Only the Best London Offices Thrive in Emerging Covid Divide
(Bloomberg) -- The best new office buildings in London are commanding near record rents and prices during the pandemic; everything else, not so much.
The divide is unfolding as the slump in economic activity damps development, helping the most prestigious buildings achieve high rents and lure yield-hungry investors. At the same time, companies are dumping space they no longer need with workers still cocooned at home, which is weighing on values for anything but fresh buildings that boast top green credentials and first-class amenities.
The split can be seen from the City of London to the West End and beyond. Just this week, British Land Co. Plc sold its Clarges office and luxury-apartment development overlooking Green Park in upscale Mayfair, at a price more than 7% above its valuation. Yet the landlord’s overall office values declined by 3.1% in the six months through September as vacancy rates rose across the city.
“With so much uncertainty, it is very natural to see a flight to quality and have investors flee to what they perceive to be the best new offices,” Dror Poleg, author of “Rethinking Real Estate,” said by phone. “Unfortunately, I don’t think we know yet what the best is going to be post-pandemic.”
BP Plc confirmed in a statement Friday the sale of its headquarters in St.

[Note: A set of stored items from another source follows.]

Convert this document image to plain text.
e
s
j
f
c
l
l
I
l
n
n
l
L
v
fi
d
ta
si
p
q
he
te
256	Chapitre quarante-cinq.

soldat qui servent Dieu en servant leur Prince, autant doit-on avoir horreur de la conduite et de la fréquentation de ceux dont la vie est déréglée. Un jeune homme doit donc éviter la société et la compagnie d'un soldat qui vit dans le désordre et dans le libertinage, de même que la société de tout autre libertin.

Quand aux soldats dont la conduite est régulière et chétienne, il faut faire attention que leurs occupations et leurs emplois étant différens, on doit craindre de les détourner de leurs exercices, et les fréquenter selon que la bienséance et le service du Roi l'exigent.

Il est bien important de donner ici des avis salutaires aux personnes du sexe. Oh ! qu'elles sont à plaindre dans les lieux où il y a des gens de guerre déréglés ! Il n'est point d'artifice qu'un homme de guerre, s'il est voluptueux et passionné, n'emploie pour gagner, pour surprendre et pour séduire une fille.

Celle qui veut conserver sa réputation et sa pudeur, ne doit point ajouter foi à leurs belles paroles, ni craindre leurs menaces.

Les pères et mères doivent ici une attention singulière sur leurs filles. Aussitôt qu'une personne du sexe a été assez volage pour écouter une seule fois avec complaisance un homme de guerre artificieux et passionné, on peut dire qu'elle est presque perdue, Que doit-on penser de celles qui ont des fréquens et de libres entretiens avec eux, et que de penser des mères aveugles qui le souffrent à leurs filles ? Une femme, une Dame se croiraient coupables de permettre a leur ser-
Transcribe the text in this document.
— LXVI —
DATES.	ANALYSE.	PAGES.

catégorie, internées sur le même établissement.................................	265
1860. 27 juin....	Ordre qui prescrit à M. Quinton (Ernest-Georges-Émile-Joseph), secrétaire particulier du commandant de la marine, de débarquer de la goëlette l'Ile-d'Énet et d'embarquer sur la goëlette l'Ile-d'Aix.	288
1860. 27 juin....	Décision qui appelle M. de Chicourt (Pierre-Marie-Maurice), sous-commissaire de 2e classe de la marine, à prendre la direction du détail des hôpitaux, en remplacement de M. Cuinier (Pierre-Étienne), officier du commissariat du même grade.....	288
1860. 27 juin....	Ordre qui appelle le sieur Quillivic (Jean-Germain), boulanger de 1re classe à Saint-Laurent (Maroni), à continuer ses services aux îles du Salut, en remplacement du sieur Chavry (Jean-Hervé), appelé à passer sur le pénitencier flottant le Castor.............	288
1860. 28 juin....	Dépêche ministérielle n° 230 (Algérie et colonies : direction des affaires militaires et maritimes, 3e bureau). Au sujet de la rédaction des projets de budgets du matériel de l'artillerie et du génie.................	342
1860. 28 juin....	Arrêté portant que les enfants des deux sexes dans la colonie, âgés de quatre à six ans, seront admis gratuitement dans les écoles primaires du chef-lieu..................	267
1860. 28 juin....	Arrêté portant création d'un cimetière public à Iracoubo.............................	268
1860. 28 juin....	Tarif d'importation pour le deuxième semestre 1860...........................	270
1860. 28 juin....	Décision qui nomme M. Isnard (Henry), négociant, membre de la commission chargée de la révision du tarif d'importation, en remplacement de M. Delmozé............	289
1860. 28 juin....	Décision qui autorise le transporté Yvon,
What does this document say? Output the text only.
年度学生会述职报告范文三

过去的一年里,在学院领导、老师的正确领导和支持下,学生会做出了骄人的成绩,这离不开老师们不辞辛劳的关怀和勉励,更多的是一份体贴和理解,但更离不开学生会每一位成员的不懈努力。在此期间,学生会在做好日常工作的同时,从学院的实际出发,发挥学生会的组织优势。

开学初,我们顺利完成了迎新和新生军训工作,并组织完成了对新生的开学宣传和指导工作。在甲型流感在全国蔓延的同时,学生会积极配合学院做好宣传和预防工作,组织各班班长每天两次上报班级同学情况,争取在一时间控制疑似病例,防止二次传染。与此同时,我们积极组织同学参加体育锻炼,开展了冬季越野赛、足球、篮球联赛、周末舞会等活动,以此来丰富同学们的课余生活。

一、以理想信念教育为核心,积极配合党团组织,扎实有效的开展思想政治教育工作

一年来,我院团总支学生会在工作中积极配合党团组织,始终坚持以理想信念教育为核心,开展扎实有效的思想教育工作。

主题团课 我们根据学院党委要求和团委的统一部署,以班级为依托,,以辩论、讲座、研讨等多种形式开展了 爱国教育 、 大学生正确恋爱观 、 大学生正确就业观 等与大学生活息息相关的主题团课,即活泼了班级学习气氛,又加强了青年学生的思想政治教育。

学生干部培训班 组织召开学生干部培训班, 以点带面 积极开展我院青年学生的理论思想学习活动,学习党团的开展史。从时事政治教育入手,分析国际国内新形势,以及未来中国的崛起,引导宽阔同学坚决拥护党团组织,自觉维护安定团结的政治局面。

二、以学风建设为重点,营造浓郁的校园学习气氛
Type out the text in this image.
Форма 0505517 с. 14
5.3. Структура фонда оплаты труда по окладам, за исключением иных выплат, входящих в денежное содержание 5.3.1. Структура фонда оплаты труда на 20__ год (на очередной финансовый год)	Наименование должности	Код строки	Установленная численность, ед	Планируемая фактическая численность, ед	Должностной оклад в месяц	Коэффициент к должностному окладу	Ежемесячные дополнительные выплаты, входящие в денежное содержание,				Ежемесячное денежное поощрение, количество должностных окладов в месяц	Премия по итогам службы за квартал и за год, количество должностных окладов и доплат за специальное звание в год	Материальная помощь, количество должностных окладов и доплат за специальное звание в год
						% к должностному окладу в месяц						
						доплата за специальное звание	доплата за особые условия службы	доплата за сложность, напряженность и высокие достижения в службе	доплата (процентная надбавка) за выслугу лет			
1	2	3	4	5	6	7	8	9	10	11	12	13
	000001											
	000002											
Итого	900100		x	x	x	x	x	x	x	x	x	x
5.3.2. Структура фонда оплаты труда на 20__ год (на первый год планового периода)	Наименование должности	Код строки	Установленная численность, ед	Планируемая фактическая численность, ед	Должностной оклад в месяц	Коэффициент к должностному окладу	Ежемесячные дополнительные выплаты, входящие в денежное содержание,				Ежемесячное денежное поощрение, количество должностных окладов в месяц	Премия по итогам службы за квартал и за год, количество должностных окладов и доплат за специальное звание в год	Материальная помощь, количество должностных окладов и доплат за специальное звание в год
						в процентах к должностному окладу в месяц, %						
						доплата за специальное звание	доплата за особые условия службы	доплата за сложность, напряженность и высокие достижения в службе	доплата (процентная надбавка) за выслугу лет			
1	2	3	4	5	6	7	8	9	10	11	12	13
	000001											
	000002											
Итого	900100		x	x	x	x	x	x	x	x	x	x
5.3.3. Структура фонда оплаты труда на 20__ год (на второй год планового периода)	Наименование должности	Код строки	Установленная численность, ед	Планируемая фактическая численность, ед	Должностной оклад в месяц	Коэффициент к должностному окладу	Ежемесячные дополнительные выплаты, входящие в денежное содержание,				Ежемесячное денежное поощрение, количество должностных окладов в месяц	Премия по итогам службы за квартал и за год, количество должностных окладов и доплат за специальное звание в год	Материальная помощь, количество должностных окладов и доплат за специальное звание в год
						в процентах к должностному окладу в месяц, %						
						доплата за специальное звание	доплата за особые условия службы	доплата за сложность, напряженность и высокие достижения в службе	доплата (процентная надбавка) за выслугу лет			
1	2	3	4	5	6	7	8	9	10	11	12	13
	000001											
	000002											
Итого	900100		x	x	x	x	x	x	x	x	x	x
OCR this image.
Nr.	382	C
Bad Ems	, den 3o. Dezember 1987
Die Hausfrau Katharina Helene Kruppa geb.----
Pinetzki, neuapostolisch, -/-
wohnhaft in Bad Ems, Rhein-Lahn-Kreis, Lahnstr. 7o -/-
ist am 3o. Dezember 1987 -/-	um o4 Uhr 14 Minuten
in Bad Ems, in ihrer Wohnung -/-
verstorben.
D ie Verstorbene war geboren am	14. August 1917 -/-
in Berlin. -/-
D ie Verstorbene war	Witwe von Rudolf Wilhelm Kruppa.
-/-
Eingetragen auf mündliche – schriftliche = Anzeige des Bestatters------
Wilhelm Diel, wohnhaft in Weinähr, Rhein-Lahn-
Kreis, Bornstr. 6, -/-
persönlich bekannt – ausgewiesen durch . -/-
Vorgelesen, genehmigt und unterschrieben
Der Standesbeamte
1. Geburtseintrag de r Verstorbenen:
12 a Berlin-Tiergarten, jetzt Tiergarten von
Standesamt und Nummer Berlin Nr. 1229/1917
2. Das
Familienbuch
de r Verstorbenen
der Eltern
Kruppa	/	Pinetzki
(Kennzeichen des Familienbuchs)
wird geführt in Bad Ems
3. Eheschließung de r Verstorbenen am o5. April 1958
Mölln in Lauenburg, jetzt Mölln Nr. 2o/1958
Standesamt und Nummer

James’s Square to a company backed by Thomas Lau for 250 million pounds ($332 million), which the oil giant said was a record price for the area. Together with the Clarges sale, it’s one of a handful of eye-catching deals in an otherwise grim year for London real estate investment.
Investors spent about 4.1 billion pounds on London offices in the nine months through September, a drop of almost 45% from a year earlier, according to a report from broker Jones Lang LaSalle Inc.
With Brexit looming, developers were already taking a cautious approach to new projects even before the outbreak. That means companies seeking large new offices will have little to choose from in the next few years, particularly the cutting-edge buildings that could help lure employees back to the city center when the virus subsides.
This shortage of supply has helped spur a slew of big leasing deals by companies including Netflix Inc. and law firm Latham & Watkins. Lazard Ltd., the financial advisory and asset management firm, has revived its search for a new London headquarters after pausing it at the onset of the pandemic, Bloomberg reported Friday.
Yet new leases overall were down 60% in the first nine months of the year, according to the Jones Lang LaSalle report. The average rent on the best new offices has risen by 12% since the onset of the pandemic in March, while declining by 9% for second-hand space, the broker’s data show.
This divergence is encouraging some developers to start new projects despite the gloomy economic outlook. British Land has decided to start work on a new office-led development in London’s trendy Spitalfields district. Derwent London Plc confirmed earlier this month it would push ahead with a large project on Baker Street.
Central London will see a “bifurcation of demand” after the pandemic, Land Securities Group Plc Chief Executive Officer Mark Allan said earlier this month.
“We will see occupiers prioritize wellbeing, sustainability, adaptability, quality in their office space as they look to evolve the role the office plays for them in their organization and culture,” he said. “We expect that to lead to an acceleration in obsolescence in some of the more secondary, older offices within the London market, which ought to yield development opportunities.”